Nowadays, it's easy enough to take those drekky pages and publish them. You can use a vanity press or self-publish. Or you can hire on with a so-called professional that asks for money up front to improve your story or help get you published. The opportunities to "pay to play" are limitless. But when you pay to play, chances are excellent you'll wind up with nothing but fewer dollars in your bank account. Or maybe you'll be one of the "lucky ones," who pays the cash, and forever links your name to something less than stellar that will eventually become an embarrassment and a hindrance to your career.

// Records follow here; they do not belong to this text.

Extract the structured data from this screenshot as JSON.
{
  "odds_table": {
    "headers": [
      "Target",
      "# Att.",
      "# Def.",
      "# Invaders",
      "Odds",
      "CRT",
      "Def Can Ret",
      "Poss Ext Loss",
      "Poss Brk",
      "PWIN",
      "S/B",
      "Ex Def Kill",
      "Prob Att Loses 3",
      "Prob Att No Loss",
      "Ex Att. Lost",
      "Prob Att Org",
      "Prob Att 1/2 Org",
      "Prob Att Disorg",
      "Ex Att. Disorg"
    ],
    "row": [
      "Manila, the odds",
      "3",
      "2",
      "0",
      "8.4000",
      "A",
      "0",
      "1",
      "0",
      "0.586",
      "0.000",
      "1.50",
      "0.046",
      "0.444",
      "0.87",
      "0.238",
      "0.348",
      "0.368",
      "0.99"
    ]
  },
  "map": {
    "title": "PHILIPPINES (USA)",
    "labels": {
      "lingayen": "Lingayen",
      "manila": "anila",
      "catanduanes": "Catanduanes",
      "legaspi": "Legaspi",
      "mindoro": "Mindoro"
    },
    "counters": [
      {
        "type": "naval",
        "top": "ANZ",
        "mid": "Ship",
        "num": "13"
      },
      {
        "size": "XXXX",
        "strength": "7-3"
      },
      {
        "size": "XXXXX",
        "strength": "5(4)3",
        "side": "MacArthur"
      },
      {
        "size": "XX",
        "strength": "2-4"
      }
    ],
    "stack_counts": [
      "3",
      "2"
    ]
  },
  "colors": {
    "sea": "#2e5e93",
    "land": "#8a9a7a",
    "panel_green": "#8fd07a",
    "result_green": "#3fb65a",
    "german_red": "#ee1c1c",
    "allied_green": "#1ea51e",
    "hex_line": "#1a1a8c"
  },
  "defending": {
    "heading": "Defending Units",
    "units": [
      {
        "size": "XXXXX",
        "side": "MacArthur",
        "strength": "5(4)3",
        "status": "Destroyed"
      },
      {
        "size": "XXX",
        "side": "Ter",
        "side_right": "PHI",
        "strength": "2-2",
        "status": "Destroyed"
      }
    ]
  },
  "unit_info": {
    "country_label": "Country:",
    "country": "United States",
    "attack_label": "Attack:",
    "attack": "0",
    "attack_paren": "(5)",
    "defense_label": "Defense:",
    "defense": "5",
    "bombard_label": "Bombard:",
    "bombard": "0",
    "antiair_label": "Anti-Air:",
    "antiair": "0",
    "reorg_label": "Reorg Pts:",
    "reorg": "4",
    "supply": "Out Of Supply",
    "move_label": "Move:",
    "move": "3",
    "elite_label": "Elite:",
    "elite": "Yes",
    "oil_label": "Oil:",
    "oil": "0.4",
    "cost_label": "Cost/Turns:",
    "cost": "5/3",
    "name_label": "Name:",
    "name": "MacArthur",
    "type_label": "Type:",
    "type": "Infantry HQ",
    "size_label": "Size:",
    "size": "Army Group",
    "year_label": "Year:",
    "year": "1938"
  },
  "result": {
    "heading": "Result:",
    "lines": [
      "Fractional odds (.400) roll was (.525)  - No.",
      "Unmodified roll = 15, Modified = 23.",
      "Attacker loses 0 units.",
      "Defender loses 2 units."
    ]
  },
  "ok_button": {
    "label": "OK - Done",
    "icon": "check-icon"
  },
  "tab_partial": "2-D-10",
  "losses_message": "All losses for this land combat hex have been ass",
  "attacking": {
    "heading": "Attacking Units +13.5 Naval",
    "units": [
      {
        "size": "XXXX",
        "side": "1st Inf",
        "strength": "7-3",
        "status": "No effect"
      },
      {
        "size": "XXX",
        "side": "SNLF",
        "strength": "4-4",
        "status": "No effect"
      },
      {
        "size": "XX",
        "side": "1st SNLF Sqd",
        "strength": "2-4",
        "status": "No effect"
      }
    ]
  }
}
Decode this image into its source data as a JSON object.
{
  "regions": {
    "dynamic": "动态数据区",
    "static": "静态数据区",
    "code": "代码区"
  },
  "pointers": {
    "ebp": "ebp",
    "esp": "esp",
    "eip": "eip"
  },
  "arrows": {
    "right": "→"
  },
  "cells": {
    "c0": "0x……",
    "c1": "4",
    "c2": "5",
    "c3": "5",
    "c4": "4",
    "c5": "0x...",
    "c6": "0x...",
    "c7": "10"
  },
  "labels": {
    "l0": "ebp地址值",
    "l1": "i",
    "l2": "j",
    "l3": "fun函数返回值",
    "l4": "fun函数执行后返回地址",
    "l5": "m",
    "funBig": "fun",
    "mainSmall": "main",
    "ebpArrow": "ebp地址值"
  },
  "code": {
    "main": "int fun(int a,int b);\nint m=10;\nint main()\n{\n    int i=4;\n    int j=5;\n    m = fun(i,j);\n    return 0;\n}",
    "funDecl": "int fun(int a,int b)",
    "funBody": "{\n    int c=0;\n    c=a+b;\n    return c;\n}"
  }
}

You can skip laying out the cash and pay your dues. What do I mean by that? Take writing courses, join writing organizations like RWA, find critique partners to help you improve your skills. Absorb, keep writing, keep learning, and keep growing as a writer. Stash those less-than-stellar stories in the dark. Be patient, grasshopper. Forget about Author X who sold her first book right out of the box or Author Y who just signed a three-book deal and isn't even that good. Focus on your writing. Figure out what your weaknesses are and strengthen those skills to improve your chances in the real writing world.
Don't be in such a rush to see your name on a book that you pay to play. Pay your dues, learn your craft, and offer a quality story time and again. That's what will keep people coming back for more. No shortcuts, no secret words, no genie in a magic lamp, and no amount of dollars can make a poor story good.